All this is to lead up to my point that companies engage in a meticulous science when deciding who should voice roles, and especially when the product itself is literally just a synthetic voice and they near limitless capacity to shape it.

With that in mind, here are the voices that OpenAI wants us to hear:

Breeze: ambiguous gender, white, feminine

Juniper: female, black Maple: female, white Spruce: male, black, masculine Arbor: male, Australian, masculine Sol: female, white Ember: male, black, less masculine Cove: male, Sal Khan, less masculine Vale: female, British

The only one that could be considered a narrator/radio voice is unambiguously black (great if that's your preference). It just seems weird that they would intentionally exclude a masculine white male, and that sucks because those are always my preferred voices when I'm looking for audiobooks or choosing a computer voice. It sucks in particular because OpenAI is not staffed by dumb people—this exclusion was intentional, and that's obnoxious.
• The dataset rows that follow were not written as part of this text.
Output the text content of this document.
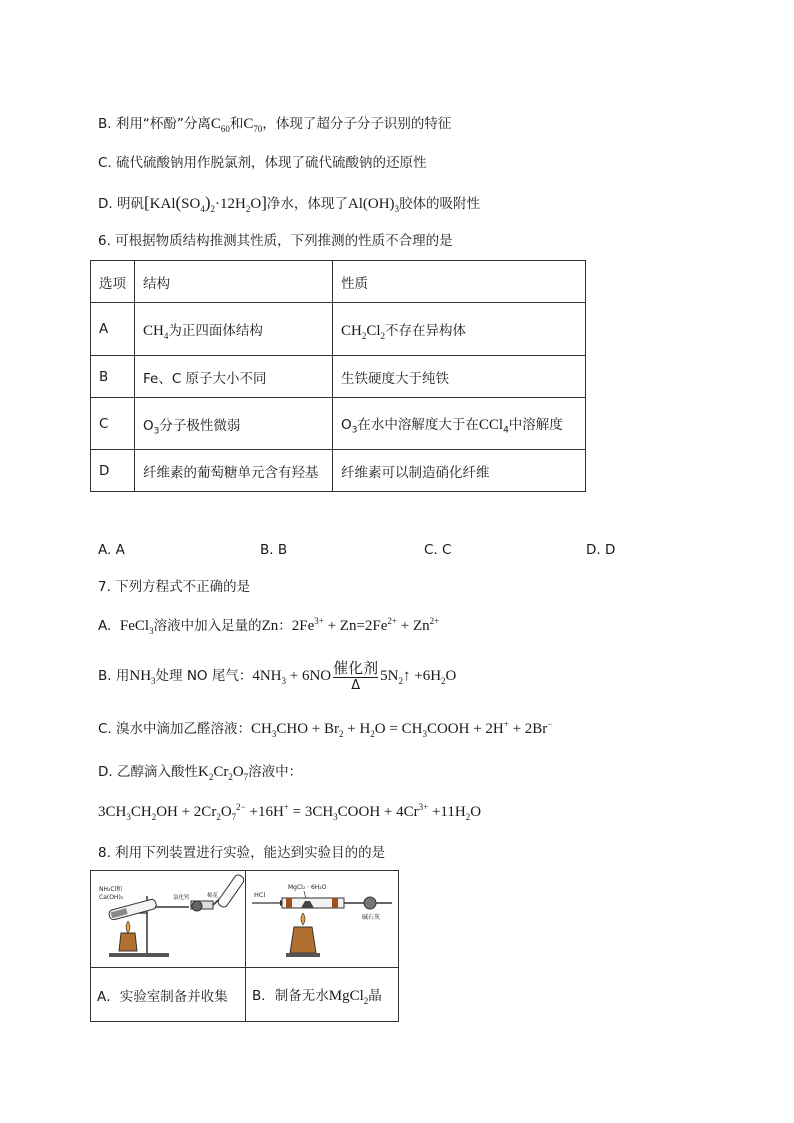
B. 利用“杯酚”分离$C_{60}$和$C_{70}$，体现了超分子分子识别的特征
C. 硫代硫酸钠用作脱氯剂，体现了硫代硫酸钠的还原性
D. 明矾$[KAl(SO_4)_2\cdot 12H_2O]$净水，体现了$Al(OH)_3$胶体的吸附性
6. 可根据物质结构推测其性质，下列推测的性质不合理的是
选项	结构	性质
A	$CH_4$为正四面体结构	$CH_2Cl_2$不存在异构体
B	Fe、C 原子大小不同	生铁硬度大于纯铁
C	$O_3$分子极性微弱	$O_3$在水中溶解度大于在CCl$_4$中溶解度
D	纤维素的葡萄糖单元含有羟基	纤维素可以制造硝化纤维
A. A	B. B	C. C	D. D
7. 下列方程式不正确的是
A. FeCl$_3$溶液中加入足量的Zn：$2Fe^{3+} + Zn=2Fe^{2+} + Zn^{2+}$
B. 用$NH_3$处理 NO 尾气：$4NH_3 + 6NO$ 催化剂
Δ
$5N_2↑ +6H_2O$
C. 溴水中滴加乙醛溶液：$CH_3CHO + Br_2 + H_2O$ = $CH_3COOH + 2H^+ + 2Br^-$
D. 乙醇滴入酸性$K_2Cr_2O_7$溶液中：
$3CH_3CH_2OH + 2Cr_2O_7^{2-} +16H^+$ = $3CH_3COOH + 4Cr^{3+} +11H_2O$
8. 利用下列装置进行实验，能达到实验目的的是
NH₄Cl和
Ca(OH)₂ 氯化钙 棉花	HCl
MgCl₂ · 6H₂O
碱石灰

A．实验室制备并收集	B．制备无水MgCl$_2$晶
My last note on the Advanced Voice feature is that it makes my phone HOT within a few seconds, which will limit it's usefulness on sunny days when I need hands-free use the most while the phone is mounted to my dash. This is when the device is already liable to overheat (display forced to dim, lagging due to shutting down CPU cores, and in the worst case the phone shutting off and refusing to work until it gets cooler).

replwoacause

4 hours ago

What could be the reason for excluding a white male voice, do you think?

user

4 hours ago

[deleted]

pbronez

5 hours ago

Overheating issue is interesting. For me, driving is the key use case for voice bots. I want to have a free flowing conversation with an AI assistant while I’m driving alone. I want it to tie into my work systems so I can dig through the CRM, draft documents, and handle email.